Just when you thought you'd seen it all...no. To the ever-growing list of insults to human dignity we can now apparently add the musical categorization police.
Jazzman Larry Ochs has seen many things during 40 years playing his saxophone around the world but, until this week, nobody had ever called the police on him.That changed on Monday night however, when's Spain's pistol-carrying Civil Guard police force descended on the Sigüenza Jazz festival to investigate allegations that Ochs's music was not, well, jazz.
Let's put aside, for the moment, that what we call "jazz" is just about the most loosely-defined genre of music there is. It's like the catch-all bucket for anything that doesn't fit a more well-defined category. Put aside as well that it is usually recognized as an American art form, and here we have Spanish police passing judgment on an American performer working in this American art form.
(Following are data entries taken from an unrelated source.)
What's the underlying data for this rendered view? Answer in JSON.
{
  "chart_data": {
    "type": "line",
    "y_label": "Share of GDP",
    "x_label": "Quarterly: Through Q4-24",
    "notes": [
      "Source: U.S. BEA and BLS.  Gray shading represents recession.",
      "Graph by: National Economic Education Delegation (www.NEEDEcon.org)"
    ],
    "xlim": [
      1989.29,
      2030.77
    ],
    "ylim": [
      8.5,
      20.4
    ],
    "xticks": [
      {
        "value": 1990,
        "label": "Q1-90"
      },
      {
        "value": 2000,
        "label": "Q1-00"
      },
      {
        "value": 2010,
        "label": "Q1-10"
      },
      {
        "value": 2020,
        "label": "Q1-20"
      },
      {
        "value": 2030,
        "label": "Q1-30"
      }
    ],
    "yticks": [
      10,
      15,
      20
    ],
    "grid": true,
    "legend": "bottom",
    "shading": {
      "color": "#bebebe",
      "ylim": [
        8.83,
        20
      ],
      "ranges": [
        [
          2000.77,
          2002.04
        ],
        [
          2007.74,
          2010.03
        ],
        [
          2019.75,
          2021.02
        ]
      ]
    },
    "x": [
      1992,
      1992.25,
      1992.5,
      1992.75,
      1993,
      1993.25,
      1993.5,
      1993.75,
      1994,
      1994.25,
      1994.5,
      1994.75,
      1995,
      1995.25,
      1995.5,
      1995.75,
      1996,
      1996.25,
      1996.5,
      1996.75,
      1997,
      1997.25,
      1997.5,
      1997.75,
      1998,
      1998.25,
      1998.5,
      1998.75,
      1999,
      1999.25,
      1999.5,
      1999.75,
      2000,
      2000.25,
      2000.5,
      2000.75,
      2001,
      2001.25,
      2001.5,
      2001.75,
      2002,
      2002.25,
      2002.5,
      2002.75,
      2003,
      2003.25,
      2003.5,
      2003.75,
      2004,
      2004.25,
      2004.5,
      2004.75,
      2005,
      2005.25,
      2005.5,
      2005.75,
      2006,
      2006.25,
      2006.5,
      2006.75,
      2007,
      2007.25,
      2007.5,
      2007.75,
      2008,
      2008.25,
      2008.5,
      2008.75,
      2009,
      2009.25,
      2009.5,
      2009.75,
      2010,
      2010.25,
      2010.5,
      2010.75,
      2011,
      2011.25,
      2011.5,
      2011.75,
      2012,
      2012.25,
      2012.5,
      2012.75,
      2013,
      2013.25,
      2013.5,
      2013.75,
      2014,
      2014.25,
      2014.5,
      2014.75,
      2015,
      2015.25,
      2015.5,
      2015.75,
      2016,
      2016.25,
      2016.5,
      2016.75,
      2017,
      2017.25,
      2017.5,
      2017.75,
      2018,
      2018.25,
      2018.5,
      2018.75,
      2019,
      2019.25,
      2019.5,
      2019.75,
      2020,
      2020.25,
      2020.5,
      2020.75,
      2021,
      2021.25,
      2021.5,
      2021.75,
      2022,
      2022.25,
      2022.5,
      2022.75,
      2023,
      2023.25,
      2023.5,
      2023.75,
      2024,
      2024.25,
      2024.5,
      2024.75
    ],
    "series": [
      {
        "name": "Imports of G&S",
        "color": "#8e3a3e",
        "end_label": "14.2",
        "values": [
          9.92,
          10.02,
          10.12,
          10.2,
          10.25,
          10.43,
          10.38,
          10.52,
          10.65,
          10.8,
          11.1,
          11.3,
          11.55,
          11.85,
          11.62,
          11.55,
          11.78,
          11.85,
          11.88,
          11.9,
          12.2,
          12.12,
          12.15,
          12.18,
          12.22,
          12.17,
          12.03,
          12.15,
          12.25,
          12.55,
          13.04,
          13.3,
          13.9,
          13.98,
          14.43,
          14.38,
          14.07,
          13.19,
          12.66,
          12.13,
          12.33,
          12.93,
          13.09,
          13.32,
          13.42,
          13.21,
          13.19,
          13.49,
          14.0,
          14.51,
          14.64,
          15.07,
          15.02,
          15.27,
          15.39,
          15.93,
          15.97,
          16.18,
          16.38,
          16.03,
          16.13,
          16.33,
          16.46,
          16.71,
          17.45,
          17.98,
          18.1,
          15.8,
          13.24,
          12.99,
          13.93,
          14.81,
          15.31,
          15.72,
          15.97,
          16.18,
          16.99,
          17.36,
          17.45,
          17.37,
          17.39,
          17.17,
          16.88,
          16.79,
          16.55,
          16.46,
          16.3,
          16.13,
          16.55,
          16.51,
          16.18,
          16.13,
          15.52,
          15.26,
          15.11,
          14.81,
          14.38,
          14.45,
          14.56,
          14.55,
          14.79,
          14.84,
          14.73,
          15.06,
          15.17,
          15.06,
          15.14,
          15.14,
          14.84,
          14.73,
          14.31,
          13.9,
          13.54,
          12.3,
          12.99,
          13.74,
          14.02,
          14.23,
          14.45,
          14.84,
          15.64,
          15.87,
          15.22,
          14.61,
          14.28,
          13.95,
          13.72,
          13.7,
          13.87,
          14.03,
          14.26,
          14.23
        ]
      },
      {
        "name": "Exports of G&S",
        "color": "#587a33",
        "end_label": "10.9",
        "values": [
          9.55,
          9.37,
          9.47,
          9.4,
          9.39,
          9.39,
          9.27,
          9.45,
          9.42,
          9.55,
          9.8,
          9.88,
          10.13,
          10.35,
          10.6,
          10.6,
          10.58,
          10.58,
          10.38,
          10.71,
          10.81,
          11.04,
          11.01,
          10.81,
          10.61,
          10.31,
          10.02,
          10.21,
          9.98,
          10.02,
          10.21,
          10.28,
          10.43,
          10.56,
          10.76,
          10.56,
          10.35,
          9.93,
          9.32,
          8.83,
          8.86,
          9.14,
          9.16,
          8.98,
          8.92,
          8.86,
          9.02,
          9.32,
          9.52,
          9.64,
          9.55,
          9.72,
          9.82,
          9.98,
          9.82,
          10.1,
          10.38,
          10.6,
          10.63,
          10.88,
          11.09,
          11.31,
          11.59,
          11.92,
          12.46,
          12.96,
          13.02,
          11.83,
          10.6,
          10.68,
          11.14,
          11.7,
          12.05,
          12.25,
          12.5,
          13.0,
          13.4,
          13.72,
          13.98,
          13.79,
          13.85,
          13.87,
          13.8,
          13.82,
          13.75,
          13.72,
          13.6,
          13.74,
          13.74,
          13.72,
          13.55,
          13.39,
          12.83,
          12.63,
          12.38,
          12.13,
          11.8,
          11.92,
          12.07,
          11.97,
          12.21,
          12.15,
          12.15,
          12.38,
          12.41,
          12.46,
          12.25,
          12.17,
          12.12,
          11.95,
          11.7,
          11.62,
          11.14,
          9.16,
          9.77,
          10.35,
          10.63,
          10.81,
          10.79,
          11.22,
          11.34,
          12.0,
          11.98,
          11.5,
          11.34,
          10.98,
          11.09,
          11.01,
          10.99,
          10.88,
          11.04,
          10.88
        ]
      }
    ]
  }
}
All that aside, we still have here a person who expects full well to be able to call on the state to act as his personal strong-arm, to enforce his own will upon peaceable others, and a state absolutely willing to throw its weight around when nothing that could remotely be called a crime has happened.
(Excerpt) Read more at examiner.com ...
Very funny. Career prospects for musicians are bleak.
Well, I missed him but I'm very familiar with the world's weakest union having been a member for quite a long time. ;0) Let it lapse before I moved to virginia, however.
I was a professional brass player - classical and jazz/big band - for over 20 years until I got hooked by those new-fangled computer thingies and got into high tech for awhile.
The perfect accompaniment to Yoko Ono vocals! [who stepped on the cat?]
Looked at that link you posted.
Well, for Free Jazz, that’s on the very tame side IMO.
I’m no fan of Free Jazz, but here’s my take on that particular style: Impossible to listen to as a recording. That would be like volunteeringly sticking a screw driver though one’s eardrum. Decidedly unpleasant. Should only be experienced (note ‘experienced’ as opposed to ‘enjoyed’) as a live performance.
Now then, Larry Ochs (as per your link)? Heavenly harmony...compared e.g. to a Peter Brötzmann gig I happened to attend (why? why?) back in about ‘83 or so in the living room of a Berlin apartment (perhaps he was hiding from the Spanish Inquisition?)...err, yes, weird and the crowd was rather small.
To paraphrase Frank Zappa: Free Jazz makes you wish you were dead AND it does smell funny.